There are several hyperparameters that I chose not to tune in this example, but of the ones we did tune, the winning values of max_features, n_estimators, and min_samples_split were ‘sqrt’, 50, and 2 respectively.

Generate Predictions Using the Best Model

Now that you have a tuned model, there’s no additional work needed to generate predictions from the best model that grid search found. Simply call .predict() on the meta-estimator and you’re good to go.

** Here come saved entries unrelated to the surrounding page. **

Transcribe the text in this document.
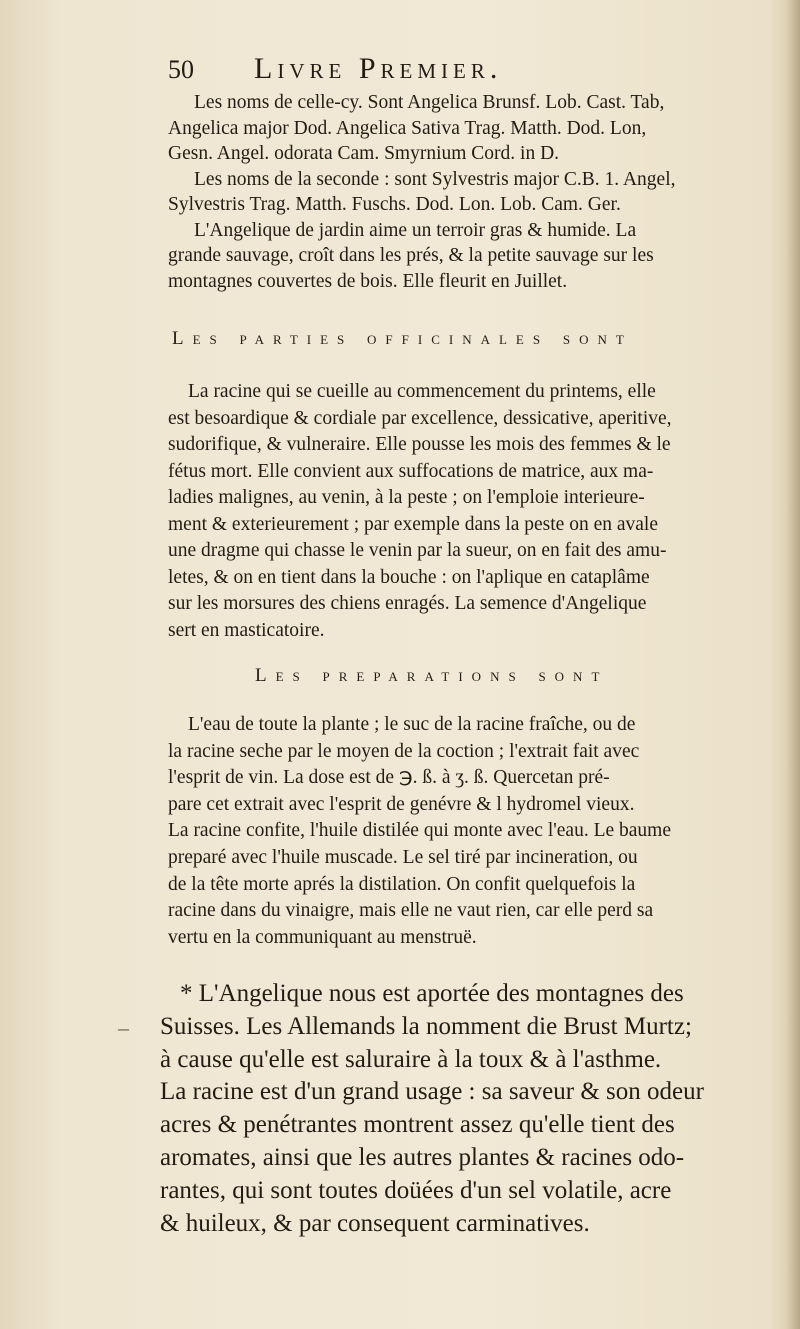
50 Livre Premier.
Les noms de celle-cy. Sont Angelica Brunsf. Lob. Cast. Tab,
Angelica major Dod. Angelica Sativa Trag. Matth. Dod. Lon,
Gesn. Angel. odorata Cam. Smyrnium Cord. in D.
Les noms de la seconde : sont Sylvestris major C.B. 1. Angel,
Sylvestris Trag. Matth. Fuschs. Dod. Lon. Lob. Cam. Ger.
L'Angelique de jardin aime un terroir gras & humide. La
grande sauvage, croît dans les prés, & la petite sauvage sur les
montagnes couvertes de bois. Elle fleurit en Juillet.
Les parties officinales sont
La racine qui se cueille au commencement du printems, elle
est besoardique & cordiale par excellence, dessicative, aperitive,
sudorifique, & vulneraire. Elle pousse les mois des femmes & le
fétus mort. Elle convient aux suffocations de matrice, aux ma-
ladies malignes, au venin, à la peste ; on l'emploie interieure-
ment & exterieurement ; par exemple dans la peste on en avale
une dragme qui chasse le venin par la sueur, on en fait des amu-
letes, & on en tient dans la bouche : on l'aplique en cataplâme
sur les morsures des chiens enragés. La semence d'Angelique
sert en masticatoire.
Les preparations sont
L'eau de toute la plante ; le suc de la racine fraîche, ou de
la racine seche par le moyen de la coction ; l'extrait fait avec
l'esprit de vin. La dose est de ℈. ß. à ʒ. ß. Quercetan pré-
pare cet extrait avec l'esprit de genévre & l hydromel vieux.
La racine confite, l'huile distilée qui monte avec l'eau. Le baume
preparé avec l'huile muscade. Le sel tiré par incineration, ou
de la tête morte aprés la distilation. On confit quelquefois la
racine dans du vinaigre, mais elle ne vaut rien, car elle perd sa
vertu en la communiquant au menstruë.
–
* L'Angelique nous est aportée des montagnes des
Suisses. Les Allemands la nomment die Brust Murtz;
à cause qu'elle est saluraire à la toux & à l'asthme.
La racine est d'un grand usage : sa saveur & son odeur
acres & penétrantes montrent assez qu'elle tient des
aromates, ainsi que les autres plantes & racines odo-
rantes, qui sont toutes doüées d'un sel volatile, acre
& huileux, & par consequent carminatives.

# generate predictions using the best-performing model
predictions = model.predict(X)
print(predictions)

[0 0 0 0 0 0 0 0 0 0 0 0 0 0 0 0 0 0 0 0 0 0 0 0 0 0 0 0 0 0 0 0 0 0 0 0 0 0 0 0 0 0 0 0 0 0 0 0 0 0 1 1 1 1 1 1 1 1 1 1 1 1 1 1 1 1 1 1 1 1 1 1 1 1 1 1 1 1 1 1 1 1 1 1 1 1 1 1 1 1 1 1 1 1 1 1 1 1 1 1 2 2 2 2 2 2 2 2 2 2 2 2 2 2 2 2 2 2 2 2 2 2 2 2 2 2 2 2 2 2 2 2 2 2 2 2 2 2 2 2 2 2 2 2 2 2 2 2 2 2]

Closing Comments

Grid search is a useful algorithm for tuning model parameters and improving overall model quality. That said, you will usually get better results using random search. Grid search will only explore the hyperparameter values you tell it to use, while random search is able to draw hyperparameter values from continuous distributions, allowing it to sample the parameter space more fully and efficiently.

Grid search is also an epensive algorithm. You’ll want to choose your parameter values carefully. For each additional value you add to your grid search for one hyperparameter, the algorithm will train it against all other possible values of all the other parameters you’re tuning. Paired with 5-fold cross validation, it will do this five times. This can quickly spiral out of control into a model that never finishes training.

The last thing I’ll note is that it’s admittedly silly to tune parameters in this way on the Iris dataset. The purpose of this post is to show how to apply grid search in a way that generalizes to as many use cases as possible, and Iris is an easy-to-access dataset that’s fast to train on. Happy tuning!